Le courage que j’ai eu tendance à manifester dans ma vie dans les situations difficiles s’était tout évaporé. La COVID-19 ne vous enlève pas seulement vos capacités physiques. Je ne voyais pas le jour où je m’en sortirais.

Paul Mayrand

M. Mayrand est le premier patient atteint de la COVID-19 admis aux soins intensifs du CUSM, à la mi-mars. « C’est incroyable qu’il s’en soit sorti », lâche le DPeter Goldberg, chef des soins intensifs à l’hôpital universitaire montréalais.

Le chargé de projet a contracté la COVID-19 dans une réunion de travail le 19 mars dernier. Une personne qui participait à cette réunion est rentrée d’un voyage à l’étranger sans se mettre en quarantaine. Son état s’est dégradé rapidement. Trois jours après cette fameuse réunion, il a été transporté au CUSM en ambulance, où il a été placé sous respirateur.

« Des confrères italiens m’avaient décrit les cas sévères de COVID qui arrivent [à l’hôpital] et qui crashent aussitôt, alors quand M. Mayrand a été admis à l’hôpital, on l’a intubé très vite », explique le DGoldberg.

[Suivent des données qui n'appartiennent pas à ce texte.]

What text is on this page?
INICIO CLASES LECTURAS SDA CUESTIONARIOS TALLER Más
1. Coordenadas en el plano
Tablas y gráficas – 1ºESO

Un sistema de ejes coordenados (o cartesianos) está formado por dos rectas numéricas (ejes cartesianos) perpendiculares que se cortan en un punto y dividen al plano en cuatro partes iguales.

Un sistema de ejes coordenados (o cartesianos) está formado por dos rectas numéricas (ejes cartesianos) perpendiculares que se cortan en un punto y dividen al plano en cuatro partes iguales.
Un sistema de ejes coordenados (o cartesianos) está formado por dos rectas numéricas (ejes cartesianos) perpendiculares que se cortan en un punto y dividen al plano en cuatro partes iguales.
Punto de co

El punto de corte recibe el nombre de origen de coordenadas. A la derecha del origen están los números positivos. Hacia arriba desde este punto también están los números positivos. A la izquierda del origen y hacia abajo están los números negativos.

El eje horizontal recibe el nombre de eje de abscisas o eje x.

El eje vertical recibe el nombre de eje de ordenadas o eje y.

Honnêtement, je ne pensais pas qu’il allait survivre. Je ne croyais pas, non plus, qu’il allait se réveiller, et certainement pas se réveiller sans déficit neurologique.

Le Dr Peter Goldberg, chef des soins intensifs du CUSM

Ce scientifique ne croit pas aux miracles, mais « parfois, les miracles surviennent », dit-il.

À la même période, le DGoldberg a perdu un patient avec des caractéristiques semblables à celles de M. Mayrand (homme dans la soixantaine, en bonne santé). « Je les confondais tellement ils se ressemblaient », raconte le médecin spécialiste.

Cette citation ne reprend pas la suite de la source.